Thanks to Hanno Schlichting's howto, I've figured out how to create
Windows eggs of those packages that have C extensions. This approach
doesn't need Microsoft Visual Studio, nor does it require you to wade
through a bunch of free Microsoft downloads that don't really work
in the end anyway.
Installed the MingW compiler (into the standard location C:\MingW)
Created C:\DocumentsandSettings\Philipp\pydistutils.cfg and
put the following text in it:
[build]
compiler=mingw32
This tells distutils to always use the MingW compiler whenever it
has to compile something from C.
Went to the Control Panel -> System -> Advanced tab and
clicked on the Environment Variables button. There I appended
the following text to the the Path environment variable, adding
the Python interpreter as well as MingW's programs to the search
path:
;C:\Python24;C:\MingW\bin
Then I added another environment variabled called HOME with the
following value:
C:\Documents and Settings\Philipp
This points distutils at the pydistutils.cfg file that I
created earlier (you can put the pydistutils.cfg file anywhere
you want, you just need to make sure that the HOME environment
variable points to the directory).
With that in place, I am able to take any tarball (e.g.

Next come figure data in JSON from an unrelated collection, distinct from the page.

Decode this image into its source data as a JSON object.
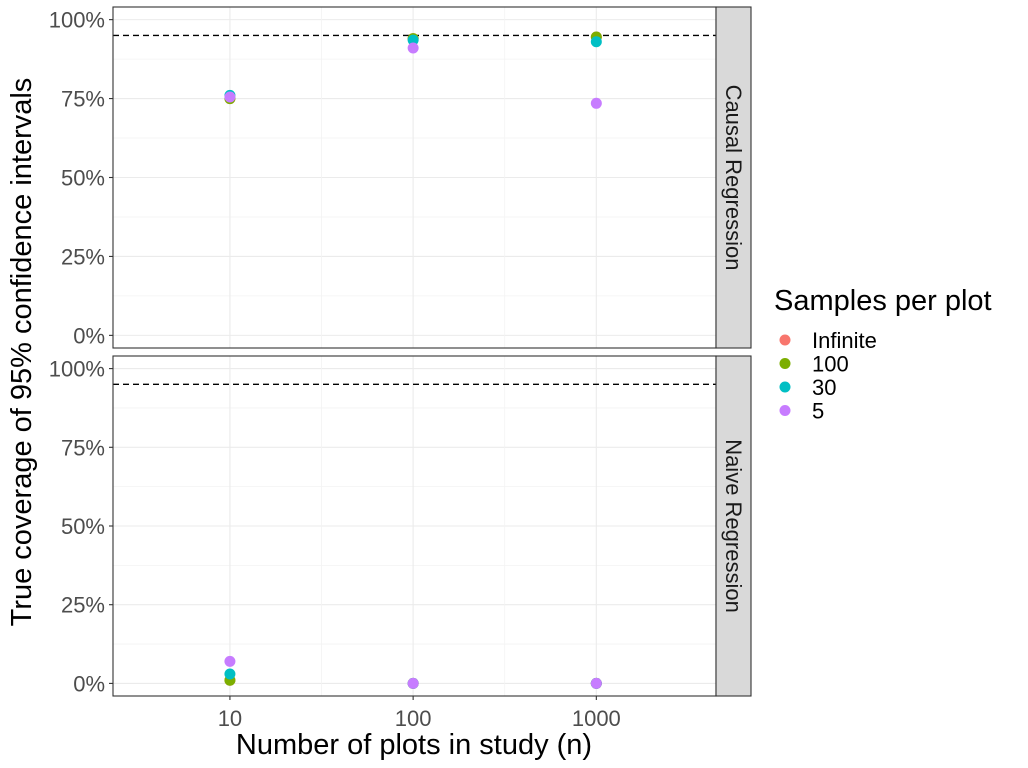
{
  "chart_data": {
    "type": "scatter",
    "ylabel": "True coverage of 95% confidence intervals",
    "xlabel": "Number of plots in study (n)",
    "x_scale": "log10",
    "x_ticks": [
      10,
      100,
      1000
    ],
    "x_tick_labels": [
      "10",
      "100",
      "1000"
    ],
    "xlim": [
      2.3,
      4500
    ],
    "ylim": [
      -0.04,
      1.04
    ],
    "y_ticks": [
      0,
      0.25,
      0.5,
      0.75,
      1.0
    ],
    "y_tick_labels": [
      "0%",
      "25%",
      "50%",
      "75%",
      "100%"
    ],
    "reference_line": 0.95,
    "grid": true,
    "legend": {
      "title": "Samples per plot",
      "position": "right",
      "entries": [
        {
          "label": "Infinite",
          "color": "#F8766D"
        },
        {
          "label": "100",
          "color": "#7CAE00"
        },
        {
          "label": "30",
          "color": "#00BFC4"
        },
        {
          "label": "5",
          "color": "#C77CFF"
        }
      ]
    },
    "panels": [
      {
        "label": "Causal Regression",
        "series": [
          {
            "name": "Infinite",
            "x": [
              10,
              100,
              1000
            ],
            "y": [
              0.75,
              0.94,
              0.945
            ]
          },
          {
            "name": "100",
            "x": [
              10,
              100,
              1000
            ],
            "y": [
              0.75,
              0.94,
              0.945
            ]
          },
          {
            "name": "30",
            "x": [
              10,
              100,
              1000
            ],
            "y": [
              0.76,
              0.935,
              0.93
            ]
          },
          {
            "name": "5",
            "x": [
              10,
              100,
              1000
            ],
            "y": [
              0.755,
              0.91,
              0.735
            ]
          }
        ]
      },
      {
        "label": "Naive Regression",
        "series": [
          {
            "name": "Infinite",
            "x": [
              10,
              100,
              1000
            ],
            "y": [
              0.01,
              0.0,
              0.0
            ]
          },
          {
            "name": "100",
            "x": [
              10,
              100,
              1000
            ],
            "y": [
              0.01,
              0.0,
              0.0
            ]
          },
          {
            "name": "30",
            "x": [
              10,
              100,
              1000
            ],
            "y": [
              0.03,
              0.0,
              0.0
            ]
          },
          {
            "name": "5",
            "x": [
              10,
              100,
              1000
            ],
            "y": [
              0.07,
              0.0,
              0.0
            ]
          }
        ]
      }
    ]
  }
}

zope.interface-3.4.0.tgz), unzip it and create a Windows egg
from it like so:
python setup.py bdist_egg
What's more, with a setup like this, it is easily possible to install
Zope 3 completely from eggs (e.g. using zc.buildout) even if there
are no pre-built Windows eggs on the Cheeseshop. More specifically,
with this setup, zopeproject (which is really just a convenience tool
over zc.buildout) works like a charm on Windows now.